Пряный кофе
Шрифт:
«Меня зовут Хэрриэт».
Я пригубила кофе, едва сдерживаясь от того, чтобы не закричать: «Знаю!», но вместо этого кивнула с улыбкой:
– Прошу, продолжай.
…Она родилась в несчастливый год, в семье бедной и простой. Старшие братья и сёстры пропадали на заработках. К отцу часто приходили незнакомые люди и громко бранились, требуя что-то вернуть. После одной из таких стычек он исчез; несколько дней мать делала вид, что так и надо, а затем взяла пятилетнюю Хэрриэт за руку и отвела далеко-далеко, на незнакомую площадь, и оставила там на ступенях храма.
Хэрриэт прождала два дня.
На утро третьего рядом с нею остановилась седая благообразная леди, посмотрела – и вскользь приказала служанке забрать бедную девочку.

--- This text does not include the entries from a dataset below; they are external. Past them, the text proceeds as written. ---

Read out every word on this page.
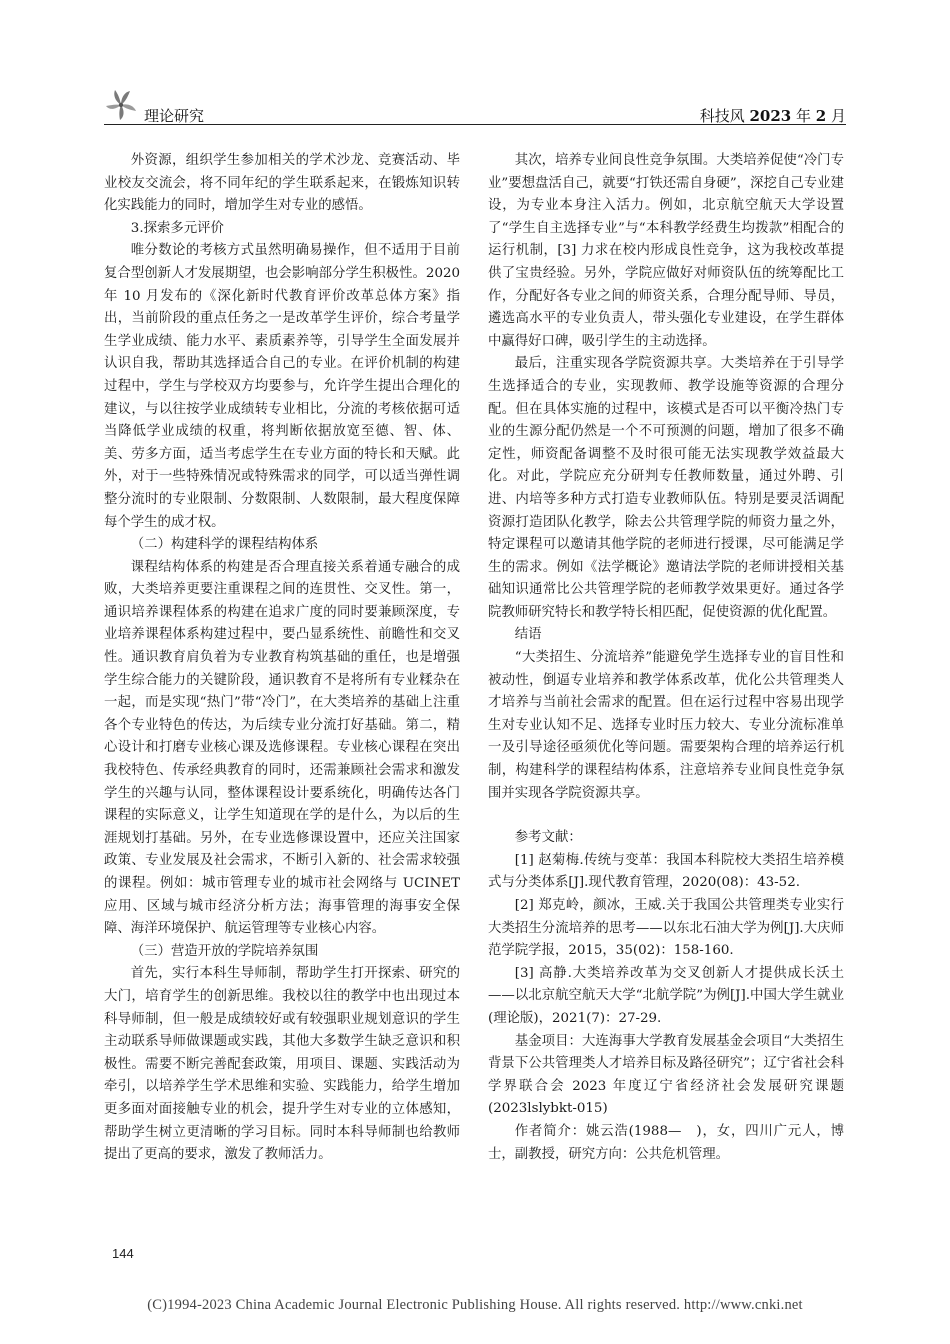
理论研究	科技风 2023 年 2 月

外资源，组织学生参加相关的学术沙龙、竞赛活动、毕业校友交流会，将不同年纪的学生联系起来，在锻炼知识转化实践能力的同时，增加学生对专业的感悟。

3.探索多元评价

唯分数论的考核方式虽然明确易操作，但不适用于目前复合型创新人才发展期望，也会影响部分学生积极性。2020 年 10 月发布的《深化新时代教育评价改革总体方案》指出，当前阶段的重点任务之一是改革学生评价，综合考量学生学业成绩、能力水平、素质素养等，引导学生全面发展并认识自我，帮助其选择适合自己的专业。在评价机制的构建过程中，学生与学校双方均要参与，允许学生提出合理化的建议，与以往按学业成绩转专业相比，分流的考核依据可适当降低学业成绩的权重，将判断依据放宽至德、智、体、美、劳多方面，适当考虑学生在专业方面的特长和天赋。此外，对于一些特殊情况或特殊需求的同学，可以适当弹性调整分流时的专业限制、分数限制、人数限制，最大程度保障每个学生的成才权。

（二）构建科学的课程结构体系

课程结构体系的构建是否合理直接关系着通专融合的成败，大类培养更要注重课程之间的连贯性、交叉性。第一，通识培养课程体系的构建在追求广度的同时要兼顾深度，专业培养课程体系构建过程中，要凸显系统性、前瞻性和交叉性。通识教育肩负着为专业教育构筑基础的重任，也是增强学生综合能力的关键阶段，通识教育不是将所有专业糅杂在一起，而是实现“热门”带“冷门”，在大类培养的基础上注重各个专业特色的传达，为后续专业分流打好基础。第二，精心设计和打磨专业核心课及选修课程。专业核心课程在突出我校特色、传承经典教育的同时，还需兼顾社会需求和激发学生的兴趣与认同，整体课程设计要系统化，明确传达各门课程的实际意义，让学生知道现在学的是什么，为以后的生涯规划打基础。另外，在专业选修课设置中，还应关注国家政策、专业发展及社会需求，不断引入新的、社会需求较强的课程。例如：城市管理专业的城市社会网络与 UCINET 应用、区域与城市经济分析方法；海事管理的海事安全保障、海洋环境保护、航运管理等专业核心内容。

（三）营造开放的学院培养氛围

首先，实行本科生导师制，帮助学生打开探索、研究的大门，培育学生的创新思维。我校以往的教学中也出现过本科导师制，但一般是成绩较好或有较强职业规划意识的学生主动联系导师做课题或实践，其他大多数学生缺乏意识和积极性。需要不断完善配套政策，用项目、课题、实践活动为牵引，以培养学生学术思维和实验、实践能力，给学生增加更多面对面接触专业的机会，提升学生对专业的立体感知，帮助学生树立更清晰的学习目标。同时本科导师制也给教师提出了更高的要求，激发了教师活力。

其次，培养专业间良性竞争氛围。大类培养促使“冷门专业”要想盘活自己，就要“打铁还需自身硬”，深挖自己专业建设，为专业本身注入活力。例如，北京航空航天大学设置了“学生自主选择专业”与“本科教学经费生均拨款”相配合的运行机制，[3] 力求在校内形成良性竞争，这为我校改革提供了宝贵经验。另外，学院应做好对师资队伍的统筹配比工作，分配好各专业之间的师资关系，合理分配导师、导员，遴选高水平的专业负责人，带头强化专业建设，在学生群体中赢得好口碑，吸引学生的主动选择。

最后，注重实现各学院资源共享。大类培养在于引导学生选择适合的专业，实现教师、教学设施等资源的合理分配。但在具体实施的过程中，该模式是否可以平衡冷热门专业的生源分配仍然是一个不可预测的问题，增加了很多不确定性，师资配备调整不及时很可能无法实现教学效益最大化。对此，学院应充分研判专任教师数量，通过外聘、引进、内培等多种方式打造专业教师队伍。特别是要灵活调配资源打造团队化教学，除去公共管理学院的师资力量之外，特定课程可以邀请其他学院的老师进行授课，尽可能满足学生的需求。例如《法学概论》邀请法学院的老师讲授相关基础知识通常比公共管理学院的老师教学效果更好。通过各学院教师研究特长和教学特长相匹配，促使资源的优化配置。

结语

“大类招生、分流培养”能避免学生选择专业的盲目性和被动性，倒逼专业培养和教学体系改革，优化公共管理类人才培养与当前社会需求的配置。但在运行过程中容易出现学生对专业认知不足、选择专业时压力较大、专业分流标准单一及引导途径亟须优化等问题。需要架构合理的培养运行机制，构建科学的课程结构体系，注意培养专业间良性竞争氛围并实现各学院资源共享。

参考文献：

[1] 赵菊梅.传统与变革：我国本科院校大类招生培养模式与分类体系[J].现代教育管理，2020(08)：43-52.

[2] 郑克岭，颜冰，王威.关于我国公共管理类专业实行大类招生分流培养的思考——以东北石油大学为例[J].大庆师范学院学报，2015，35(02)：158-160.

[3] 高静.大类培养改革为交叉创新人才提供成长沃土——以北京航空航天大学“北航学院”为例[J].中国大学生就业(理论版)，2021(7)：27-29.

基金项目：大连海事大学教育发展基金会项目“大类招生背景下公共管理类人才培养目标及路径研究”；辽宁省社会科学界联合会 2023 年度辽宁省经济社会发展研究课题(2023lslybkt-015)

作者简介：姚云浩(1988—　)，女，四川广元人，博士，副教授，研究方向：公共危机管理。

144
(C)1994-2023 China Academic Journal Electronic Publishing House. All rights reserved. http://www.cnki.net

Так Хэрриэт попала в особняк маркизы Фойстер, леди Норы.
Воспитанников там было около десятка, дети разных возрастов, от совсем ещё крох до почти уже взрослых юношей и девушек. Жених леди Норы погиб незадолго до свадьбы, а никого другого она знать не пожелала. Однако желание иметь семью переродилось в нечто иное, и с возрастом маркиза ударилась в благотворительность: подбирала на улицах города сирот, растила их, сама учила чтению, письму, математике и географии, а затем устраивала прислугой в хорошие дома.
Однако идиллия закончилась, когда леди Нора умерла, и её владения унаследовал племянник по имени Мэй, будущий маркиз Фойстер. Возиться с детьми он не пожелал. К счастью, один из воспитанников, Джим Хеннинг, был к тому времени уже достаточно взрослым. Он устроился на работу, женился на одной из подруг по несчастью, девице по имени Джилл Уорлонд, и собирался, вероятно, приютить в своей комнатушке под крышей и других названных братьев и сестёр, но не успел.
Хэрриэт вновь оказалась на улице – и потерялась теперь уже, как ей казалось, навсегда.
Грамота, счёт и знание географии мало помогали в трущобах. Куда важнее была смекалка, умение сильно бить и быстро бегать. Пропитание девочка добывала воровством или выполняя мелкие поручения, но слишком часто её обманывали – настолько, чтоб вовсе отбить желание верить людям. Но однажды, подружившись с прачкой по имени Эбби, Хэрриэт попала в театр.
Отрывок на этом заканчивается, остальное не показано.